Bencana dapat menimpa kita semua kapan saja dan kita mungkin harus bergerak untuk menghindarinya. Jika Anda berlari untuk hidup Anda, apakah Anda ingin diberi tahu bahwa tidak ada tempat untuk Anda? Apakah Anda ingin diberi tahu bahwa Anda tidak diterima?
Mempertimbangkan jumlah negara yang sekarang menampung pengungsi Ukraina, dan bagaimana meningkatnya jumlah konflik dan pengungsian akibat peristiwa iklim akan menyebabkan semakin banyak krisis pengungsi, inilah saatnya untuk belajar.
Kenyataannya adalah ketika terjadi krisis pengungsi, dapat dipahami bahwa fokus komunitas internasional jatuh pada mereka yang paling membutuhkan – pengungsi. Namun komunitas tuan rumah yang miskin di negara-negara seperti Libanon atau Bangladesh sering kali diabaikan, yang menyebabkan meningkatnya ketegangan.

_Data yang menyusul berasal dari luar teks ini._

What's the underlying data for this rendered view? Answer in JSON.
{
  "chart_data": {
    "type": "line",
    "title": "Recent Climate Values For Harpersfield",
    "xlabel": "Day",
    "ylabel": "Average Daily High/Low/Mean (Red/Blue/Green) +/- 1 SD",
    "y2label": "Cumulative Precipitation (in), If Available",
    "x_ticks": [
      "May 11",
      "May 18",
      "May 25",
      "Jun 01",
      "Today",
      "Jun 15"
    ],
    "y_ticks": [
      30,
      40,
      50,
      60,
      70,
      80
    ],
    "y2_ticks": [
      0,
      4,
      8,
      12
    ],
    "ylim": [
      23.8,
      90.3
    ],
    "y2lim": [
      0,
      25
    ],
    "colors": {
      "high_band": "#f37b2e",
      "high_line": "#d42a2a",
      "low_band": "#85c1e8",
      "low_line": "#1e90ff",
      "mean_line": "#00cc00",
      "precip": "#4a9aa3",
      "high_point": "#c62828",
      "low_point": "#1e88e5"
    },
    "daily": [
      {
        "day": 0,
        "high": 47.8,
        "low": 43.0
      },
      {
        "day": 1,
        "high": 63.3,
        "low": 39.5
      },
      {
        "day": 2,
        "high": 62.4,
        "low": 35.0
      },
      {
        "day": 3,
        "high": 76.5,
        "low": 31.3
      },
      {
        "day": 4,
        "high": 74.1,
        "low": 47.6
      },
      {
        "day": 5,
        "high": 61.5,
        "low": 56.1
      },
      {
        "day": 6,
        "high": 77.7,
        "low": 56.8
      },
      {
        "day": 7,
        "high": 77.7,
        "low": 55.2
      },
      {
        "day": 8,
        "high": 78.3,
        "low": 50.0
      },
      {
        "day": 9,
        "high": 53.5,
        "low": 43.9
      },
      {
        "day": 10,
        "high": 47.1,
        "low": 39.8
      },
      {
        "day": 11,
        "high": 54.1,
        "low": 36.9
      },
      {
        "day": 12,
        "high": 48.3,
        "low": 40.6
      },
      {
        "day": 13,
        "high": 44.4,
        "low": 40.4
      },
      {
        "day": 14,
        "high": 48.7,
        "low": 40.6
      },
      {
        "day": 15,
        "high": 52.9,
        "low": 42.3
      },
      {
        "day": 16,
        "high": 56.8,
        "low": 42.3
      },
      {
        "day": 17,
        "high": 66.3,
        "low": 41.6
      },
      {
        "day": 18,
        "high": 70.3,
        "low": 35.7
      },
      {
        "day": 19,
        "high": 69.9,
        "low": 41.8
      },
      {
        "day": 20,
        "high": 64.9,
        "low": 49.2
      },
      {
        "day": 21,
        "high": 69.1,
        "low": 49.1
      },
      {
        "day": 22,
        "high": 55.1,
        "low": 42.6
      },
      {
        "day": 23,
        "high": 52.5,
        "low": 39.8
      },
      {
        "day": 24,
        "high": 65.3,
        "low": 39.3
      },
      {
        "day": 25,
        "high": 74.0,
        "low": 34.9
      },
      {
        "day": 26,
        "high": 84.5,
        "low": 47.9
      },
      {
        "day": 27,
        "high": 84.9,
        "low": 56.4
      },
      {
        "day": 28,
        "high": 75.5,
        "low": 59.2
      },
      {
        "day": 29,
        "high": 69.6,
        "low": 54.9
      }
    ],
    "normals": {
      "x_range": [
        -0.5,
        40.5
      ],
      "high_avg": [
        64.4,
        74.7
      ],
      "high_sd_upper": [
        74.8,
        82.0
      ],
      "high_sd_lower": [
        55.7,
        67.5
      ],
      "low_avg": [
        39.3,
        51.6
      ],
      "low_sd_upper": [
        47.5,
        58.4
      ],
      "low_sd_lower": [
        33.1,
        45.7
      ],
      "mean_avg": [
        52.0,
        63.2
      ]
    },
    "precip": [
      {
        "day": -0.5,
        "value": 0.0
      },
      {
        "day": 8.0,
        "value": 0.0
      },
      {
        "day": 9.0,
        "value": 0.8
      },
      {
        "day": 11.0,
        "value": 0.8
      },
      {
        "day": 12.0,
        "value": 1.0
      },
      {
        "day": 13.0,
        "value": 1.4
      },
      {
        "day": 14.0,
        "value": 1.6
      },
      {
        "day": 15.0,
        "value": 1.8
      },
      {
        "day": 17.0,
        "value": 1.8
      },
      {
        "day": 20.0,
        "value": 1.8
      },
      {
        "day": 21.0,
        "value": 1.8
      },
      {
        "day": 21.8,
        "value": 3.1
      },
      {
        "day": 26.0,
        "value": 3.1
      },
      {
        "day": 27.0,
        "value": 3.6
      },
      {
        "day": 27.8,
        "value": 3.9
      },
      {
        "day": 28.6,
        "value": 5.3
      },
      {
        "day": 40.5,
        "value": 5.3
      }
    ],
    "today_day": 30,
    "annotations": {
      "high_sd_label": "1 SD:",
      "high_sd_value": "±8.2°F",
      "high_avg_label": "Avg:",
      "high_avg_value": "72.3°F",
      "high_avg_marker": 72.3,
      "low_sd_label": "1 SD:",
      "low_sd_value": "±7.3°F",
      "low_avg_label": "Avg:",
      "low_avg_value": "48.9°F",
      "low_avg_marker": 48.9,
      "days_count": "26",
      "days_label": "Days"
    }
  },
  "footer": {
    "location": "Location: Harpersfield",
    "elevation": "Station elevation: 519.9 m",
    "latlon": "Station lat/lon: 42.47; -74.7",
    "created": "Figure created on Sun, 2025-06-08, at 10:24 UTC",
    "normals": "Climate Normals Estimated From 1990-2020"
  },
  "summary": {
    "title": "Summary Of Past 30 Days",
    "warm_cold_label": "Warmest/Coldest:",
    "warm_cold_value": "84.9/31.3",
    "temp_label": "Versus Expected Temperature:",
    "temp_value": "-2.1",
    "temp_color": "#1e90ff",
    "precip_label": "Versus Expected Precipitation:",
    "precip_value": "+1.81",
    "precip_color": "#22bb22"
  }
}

Tanggapan bantuan untuk mendukung populasi pengungsi dan pengungsi yang besar juga harus bermanfaat bagi masyarakat tuan rumah. Sekolah yang akan memiliki lebih banyak anak membutuhkan lebih banyak investasi untuk mengatasi ukuran kelas yang terus bertambah. Pemilik usaha yang menghadapi persaingan yang semakin ketat perlu mendapatkan dukungan finansial agar tidak kehilangan mata pencaharian. Naiknya harga dan sewa harus dikendalikan.
Kita perlu lebih memahami keadaan para pengungsi. Pada saat yang sama, kita perlu memahami mengapa banyak komunitas tuan rumah yang marah – dan semakin marah. Hanya dengan mendengarkan keprihatinan ini kita dapat mengatasinya.
Jika kita ingin pengungsi Suriah lebih diterima di Lebanon, yang sedang mengalami krisis ekonomi, kita perlu membantu warga Lebanon yang membutuhkan dukungan serta para pengungsi. Jika kita ingin Bangladesh terus menampung pengungsi Rohingya, kita perlu mengatasi kemiskinan di sana. Dan negara lain harus melakukan bagian mereka untuk menerima lebih banyak pengungsi dan mengatasi kemarahan yang mereka hadapi di komunitas mereka sendiri.
Pada Hari Pengungsi Sedunia ini kita tidak hanya harus membantu mereka yang membutuhkan rumah, tetapi juga mereka yang menawarkannya – pendekatan yang lebih memahami akan menghasilkan dunia yang lebih ramah.
Pendapat yang diungkapkan dalam artikel ini adalah milik penulis sendiri dan tidak mencerminkan posisi redaksi Al Jazeera.